@Mark Reibert, we are experiencing the same issue from time to time and would like to set cert.optimistic_pa = no, however I'm not sure how to proceed safely applying this as a permanent configuration ?
Do I need to apply the setting on all nodes or can one node be set for testing?

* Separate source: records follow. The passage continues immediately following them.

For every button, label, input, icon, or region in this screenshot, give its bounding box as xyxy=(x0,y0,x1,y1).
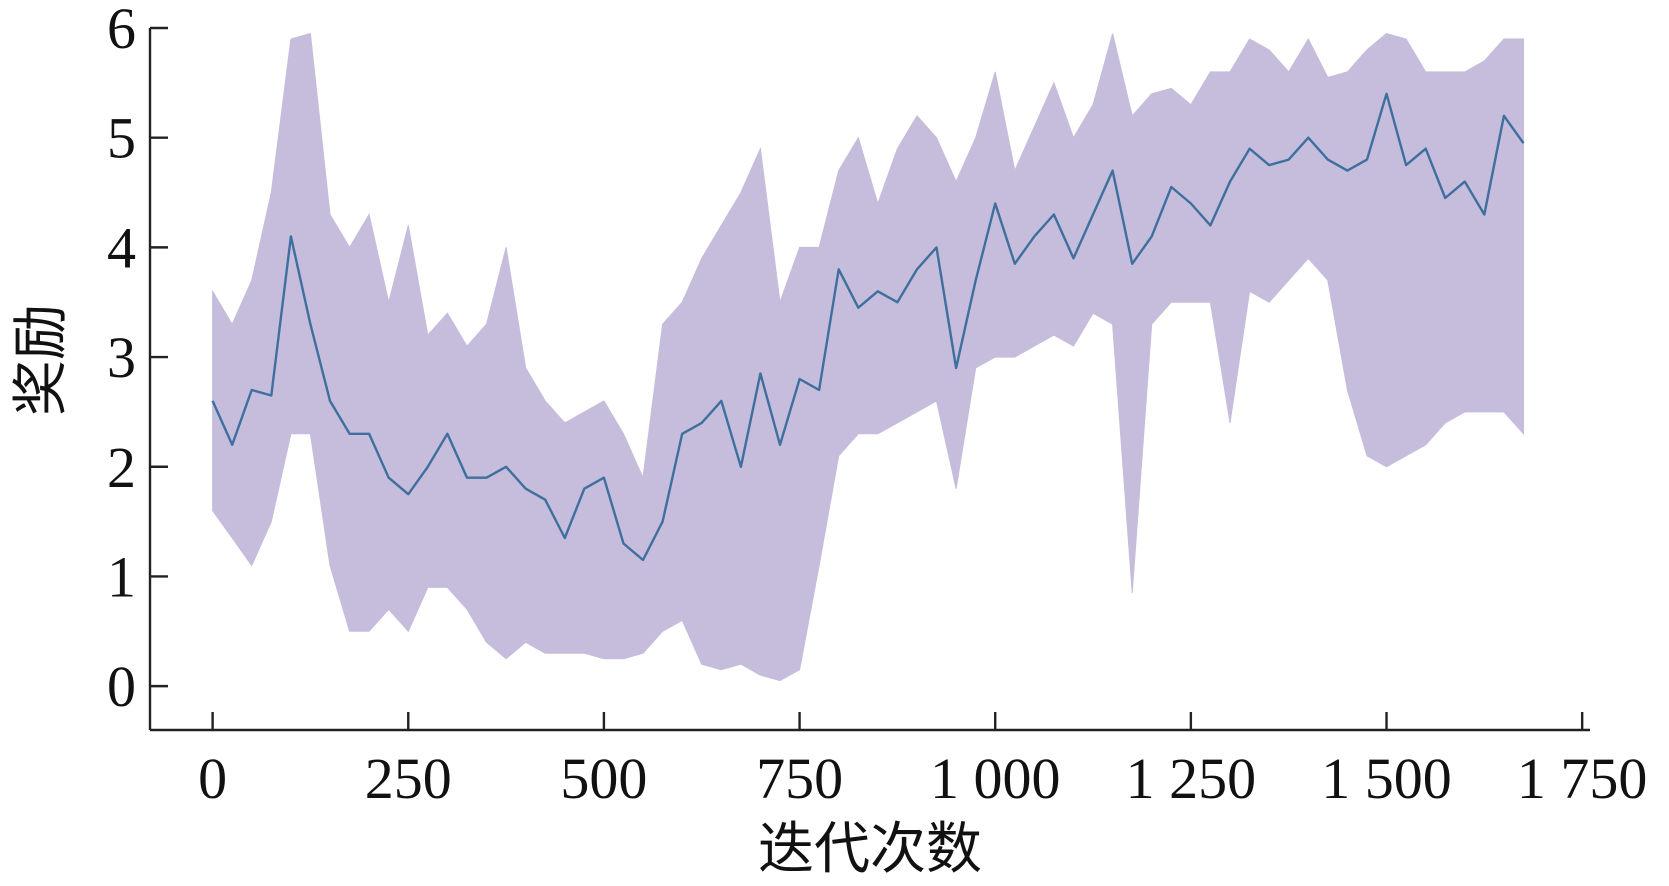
x-tick-label: 750 xyxy=(756,746,843,811)
reward-range-band xyxy=(212,32,1524,682)
x-axis-title: 迭代次数 xyxy=(758,817,982,882)
y-tick-label: 6 xyxy=(107,0,136,61)
tick-layer: 0 250 500 750 1 000 1 250 1 500 1 750 0 1 2 3 4 5 6 xyxy=(107,0,1647,811)
y-tick-label: 3 xyxy=(107,325,136,390)
band-layer xyxy=(212,32,1524,682)
reward-mean-line xyxy=(211,92,1525,562)
y-tick-label: 5 xyxy=(107,106,136,171)
line-layer xyxy=(211,92,1525,562)
x-tick-label: 1 000 xyxy=(930,746,1061,811)
axis-layer xyxy=(148,28,1590,732)
x-tick-label: 0 xyxy=(198,746,227,811)
y-tick-label: 2 xyxy=(107,435,136,500)
x-tick-label: 1 250 xyxy=(1126,746,1257,811)
y-axis-title: 奖励 xyxy=(9,304,74,416)
x-tick-label: 1 750 xyxy=(1517,746,1648,811)
x-tick-label: 500 xyxy=(560,746,647,811)
y-tick-label: 4 xyxy=(107,215,136,280)
x-tick-label: 250 xyxy=(365,746,452,811)
y-tick-label: 0 xyxy=(107,654,136,719)
y-tick-label: 1 xyxy=(107,544,136,609)
x-tick-label: 1 500 xyxy=(1321,746,1452,811)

Is adding such a line in /etc/mysql/mariadb.conf.d/50-server.cnf ok:
wsrep_provider_options = "cert.optimistic_pa = no"
|
Or should I copy/paste all existing values from an already running node, which looks like below, with a lot of options set:
wsrep_provider_options base_dir = /var/lib/mysql/; base_host = 192.168.0.6; base_port = 4567; cert.log_conflicts = no; cert.optimistic_pa = yes; debug = no; evs.auto_evict = 0; evs.causal_keepalive_period = PT1S; evs.debug_log_mask = 0x1; evs.delay_margin = PT1S; evs.delayed_keep_period = PT30S; evs.inactive_check_period = PT0.5S; evs.inactive_timeout = PT15S; evs.info_log_mask = 0; evs.install_timeout = PT7.5S; evs.join_retrans_period = PT1S; evs.keepalive_period = PT1S; evs.max_install_timeouts = 3; evs.send_window = 4; evs.stats_report_period = PT1M; evs.suspect_timeout = PT5S; evs.use_aggregate = true; evs.user_send_window = 2; evs.version = 1; evs.view_forget_timeout = P1D; gcache.dir = /var/lib/mysql/; gcache.keep_pages_size = 0; gcache.keep_plaintext_size = 128M; gcache.mem_size = 0; gcache.name = galera.cache; gcache.page_size = 128M; gcache.recover = yes; gcache.size = 128M; gcomm.thread_prio = ; gcs.fc_debug = 0; gcs.fc_factor = 1.0; gcs.fc_limit = 16; gcs.fc_master_slave = no; gcs.fc_single_primary = no; gcs.max_packet_size = 64500; gcs.max_throttle = 0.25; gcs.recv_q_hard_limit = 9223372036854775807; gcs.recv_q_soft_limit = 0.25; gcs.sync_donor = no; gmcast.listen_addr = tcp://0.0.0.0:4567; gmcast.mcast_addr = ; gmcast.mcast_ttl = 1; gmcast.peer_timeout = PT3S; gmcast.segment = 0; gmcast.time_wait = PT5S; gmcast.version = 0; ist.recv_addr = 192.168.0.6; pc.announce_timeout = PT3S; pc.checksum = false; pc.ignore_quorum = false; pc.ignore_sb = false; pc.linger = PT20S; pc.npvo = false; pc.recovery = true; pc.version = 0; pc.wait_prim = true; pc.wait_prim_timeout = PT30S; pc.weight = 1; protonet.version = 0; repl.causal_read_timeout = PT30S; repl.commit_order = 3; repl.key_format = FLAT8; repl.max_ws_size = 2147483647; repl.proto_max = 10; socket.checksum = 2; socket.recv_buf_size = auto; socket.send_buf_size = auto;
|
Thanks for any tips.
mreibert your first stacktrace attached (reibert_mysqld-abort-stacktrace.txt) has one replication applier thread (Thread 73) in the middle of processing of Foreign key constraint's cascade operation (row_ins_foreign_check_on_constraint). This suggest that this crash relates to issue
MDEV-26803, where the reason for the crashes was that cascading executions did not reliably record all rows manipulated through cascade operation in the replication write set. And this has resulted in unsafe parallel applying in replica nodes.The second stacktrace has also ongoing foreign key checking, but in different stages.